The main focus of my research and publications is the relationship between ethics and aesthetics in 20th-century Italian literature. In particular, I have studied how authors who write from a culturally marginal perspective challenge the highly coded Italian literary tradition by opening up a discussion on the balance between ethical issues and writing in literary texts. Currently I am investigating the relationship between Judaism and writing in contemporary Italian literature. I am the author of Writing as Freedom, Writing as Testimony: Four Italian Writers and Judaism (Syracuse University Press, 2008) and Eros Onnipotente: erotismo, letteratura e impegno nell'opera di Pier Paolo Pasolini e Jean Genet (Tirrenia Stampatori, 2003). My work also includes the translations of L'orso maggiore by Ginevra Bompiani, as The Great Bear (Italica Press, November 2000), and Simonetta Perkins by L.P. Hartley (Nottetempo, 2008).

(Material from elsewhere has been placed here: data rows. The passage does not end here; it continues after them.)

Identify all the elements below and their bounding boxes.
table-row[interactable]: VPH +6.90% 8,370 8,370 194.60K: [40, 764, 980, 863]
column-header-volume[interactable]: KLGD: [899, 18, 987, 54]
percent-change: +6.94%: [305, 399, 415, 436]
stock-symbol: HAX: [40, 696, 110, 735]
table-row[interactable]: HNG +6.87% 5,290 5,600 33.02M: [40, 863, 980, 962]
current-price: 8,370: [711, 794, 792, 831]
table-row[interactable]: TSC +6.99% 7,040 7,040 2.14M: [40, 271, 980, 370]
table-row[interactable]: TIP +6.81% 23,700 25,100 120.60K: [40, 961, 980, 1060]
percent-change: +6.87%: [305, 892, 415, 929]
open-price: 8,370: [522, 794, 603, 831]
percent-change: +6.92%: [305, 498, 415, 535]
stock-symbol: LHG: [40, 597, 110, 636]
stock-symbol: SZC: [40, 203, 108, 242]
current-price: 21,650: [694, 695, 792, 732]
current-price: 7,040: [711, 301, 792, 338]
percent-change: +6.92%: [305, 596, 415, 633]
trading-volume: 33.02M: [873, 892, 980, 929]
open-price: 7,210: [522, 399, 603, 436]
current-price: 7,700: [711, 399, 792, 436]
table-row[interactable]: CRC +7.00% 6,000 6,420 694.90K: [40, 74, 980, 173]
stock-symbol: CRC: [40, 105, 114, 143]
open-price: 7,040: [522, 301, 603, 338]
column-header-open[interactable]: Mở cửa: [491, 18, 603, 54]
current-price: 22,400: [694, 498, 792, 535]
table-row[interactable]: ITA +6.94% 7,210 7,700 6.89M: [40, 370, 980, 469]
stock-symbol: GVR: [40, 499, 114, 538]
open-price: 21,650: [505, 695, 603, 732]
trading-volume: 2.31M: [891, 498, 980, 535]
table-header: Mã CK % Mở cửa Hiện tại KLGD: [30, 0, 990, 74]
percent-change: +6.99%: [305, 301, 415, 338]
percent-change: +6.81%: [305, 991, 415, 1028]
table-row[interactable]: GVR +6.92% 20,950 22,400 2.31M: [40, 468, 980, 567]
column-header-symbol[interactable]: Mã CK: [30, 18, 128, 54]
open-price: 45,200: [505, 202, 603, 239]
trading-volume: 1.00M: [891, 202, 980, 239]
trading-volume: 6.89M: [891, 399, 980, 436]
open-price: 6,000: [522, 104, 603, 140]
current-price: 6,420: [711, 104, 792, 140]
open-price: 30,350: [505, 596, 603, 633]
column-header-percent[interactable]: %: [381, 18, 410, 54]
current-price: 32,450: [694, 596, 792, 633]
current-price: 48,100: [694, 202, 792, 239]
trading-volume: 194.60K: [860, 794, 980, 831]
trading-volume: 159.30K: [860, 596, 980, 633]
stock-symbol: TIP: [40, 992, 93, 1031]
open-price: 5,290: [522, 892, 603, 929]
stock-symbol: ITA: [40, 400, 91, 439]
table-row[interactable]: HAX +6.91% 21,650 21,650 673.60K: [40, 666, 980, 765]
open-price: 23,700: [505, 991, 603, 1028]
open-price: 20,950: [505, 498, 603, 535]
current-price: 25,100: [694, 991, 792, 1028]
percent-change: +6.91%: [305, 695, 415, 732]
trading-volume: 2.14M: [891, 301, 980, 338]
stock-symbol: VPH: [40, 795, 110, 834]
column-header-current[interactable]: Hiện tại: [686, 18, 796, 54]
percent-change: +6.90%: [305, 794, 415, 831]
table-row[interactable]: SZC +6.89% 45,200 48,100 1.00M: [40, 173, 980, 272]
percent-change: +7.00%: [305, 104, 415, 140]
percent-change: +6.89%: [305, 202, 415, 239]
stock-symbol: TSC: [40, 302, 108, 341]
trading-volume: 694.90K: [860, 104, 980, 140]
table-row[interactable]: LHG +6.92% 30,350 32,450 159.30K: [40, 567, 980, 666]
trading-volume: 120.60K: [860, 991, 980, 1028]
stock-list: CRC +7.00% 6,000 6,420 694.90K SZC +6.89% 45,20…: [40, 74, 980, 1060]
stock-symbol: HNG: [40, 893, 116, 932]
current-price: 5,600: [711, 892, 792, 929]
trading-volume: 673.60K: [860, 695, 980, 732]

This approach to the study of Italian literature is central to the shaping of my classes. I have designed and taught a variety of courses on Italian literature and culture: a course on the cultural construction of Italian identity (ITAS 272); a seminar on Jewish Italian literature and on the various contributions made by Jewish writers to the Italian literary tradition (ITAS 209/309); a survey course on the role of the court in the shaping of Italian cultural life during the Renaissance (ITAS 312), an advanced seminar on Renaissance theater as the mirror of a complex and dynamic relationship between power and culture (ITAS 311), and a course on 20th-century Italian poetry (ITAS 320) dedicated to the ways in which Italian landscape found expression in the literary works of its major contemporary poets. I have also been teaching a first-year seminar on literary theory for the Wellesley Writing Program (WRIT125-22).